Most unsecured obligations, including credit card and medical expenses, are dischargeable in Chapter 7 bankruptcy. In contrast, Chapter 13 bankruptcy enables a debtor to restructure their obligations through a court-approved repayment plan that typically lasts between three and five years. Unsecured debts that have not been fully repaid at the end of a Chapter 13 plan are dismissed. There are many variables that might affect whether you apply for Chapter 7 or Chapter 13, but the bankruptcy means test analysis is typically the deciding factor.
What Is The Means Test For Bankruptcy?
Your income is examined as part of the bankruptcy means test to determine if you qualify for Chapter 7 bankruptcy. The means test, which consists of two parts, is used to establish if you have enough discretionary income to pay off your obligations. It’s crucial to keep in mind that the means test is only required for those whose debts are predominantly consumer obligations and not corporate debts. Additionally, some military personnel and veterans are exempt from the means test.
How Does The Means Test For Bankruptcy Operate?
- The means test’s initial step compares your current monthly income to the median income in your state for a household of your size.
- Check the relevant table on the U.S. Trustee Program page as median income levels vary by state and household size. Your gross monthly income for the six months prior to declaring bankruptcy is multiplied by two to determine your current monthly income.
- You pass the means test and can apply for Chapter 7 bankruptcy if your monthly income is below the median.
- At this initial stage, the majority of persons (over 80%) pass the means test.
- You may still be eligible to apply for Chapter 7 bankruptcy if your income is higher than the median, but you will have to complete the second phase of the means test.
- The second stage is to assess if you have enough disposable income to pay off your unsecured obligations, such as credit card payments, by subtracting specific permitted costs from your existing monthly income.
The following is a breakdown of these costs:
Standardized Expenses: These expenditures include those for clothes, food, out-of-pocket medical expenses, utilities, housing, and transportation.
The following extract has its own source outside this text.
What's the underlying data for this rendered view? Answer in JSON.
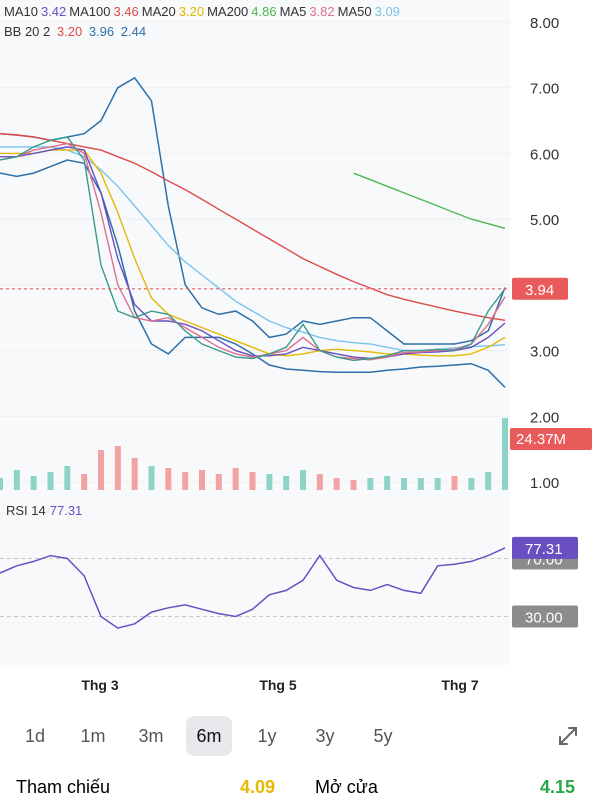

The amounts recorded for these charges, nevertheless, are based on internal revenue service-established national norms rather than your actual out-of-pocket costs (IRS).
Payments made to priority and secured creditors: You can exclude your home mortgage and auto loan payments from your monthly costs if you plan to maintain a particular piece of property, such as your house or car. Additionally, costs incurred in connection with debts of priority, such as tax bills, which would not be discharged in a Chapter 7 case, are allowable deductions.
Actual expenditures: If debtors can demonstrate that their actual, reasonable, and necessary expenses for a given category exceed the amount permitted by IRS guidelines, they may be eligible to raise deductions in those areas. In addition, some real costs, such as those related to domestic support responsibilities paid in accordance with a court order, are taken into account in this analysis.
Administration costs: Finally, the means test determines whether you have enough disposable income to pay your creditors by subtracting administrative costs that are a typical component of a Chapter 13 case.
You can apply for Chapter 7 bankruptcy if step two of the means test reveals you do not have enough disposable income to pay at least 25% of your unsecured obligations during a fictitious five-year Chapter 13 plan.
What Takes Place If I Don’t Pass The Means Test?
If your income has recently fallen or your costs have recently grown but you fail the means test, you could still be able to file for Chapter 7 bankruptcy if you can wait a bit before doing so.
Remember that even if you qualify for Chapter 7 relief, you could still be better off filing for Chapter 13 bankruptcy. Chapter 13 may be your best choice if you wish to keep some assets, such as a house or car, by catching up on your loan or mortgage payments. If you are thinking about filing for bankruptcy, you should speak with an expert bankruptcy lawyer who can assess your financial situation, offer your choices, and explain the bankruptcy procedure, including the means test.
If you are thinking about filing for bankruptcy, you should speak with an expert bankruptcy lawyer who can assess your financial situation, offer your choices, and explain the bankruptcy procedure, including the means test.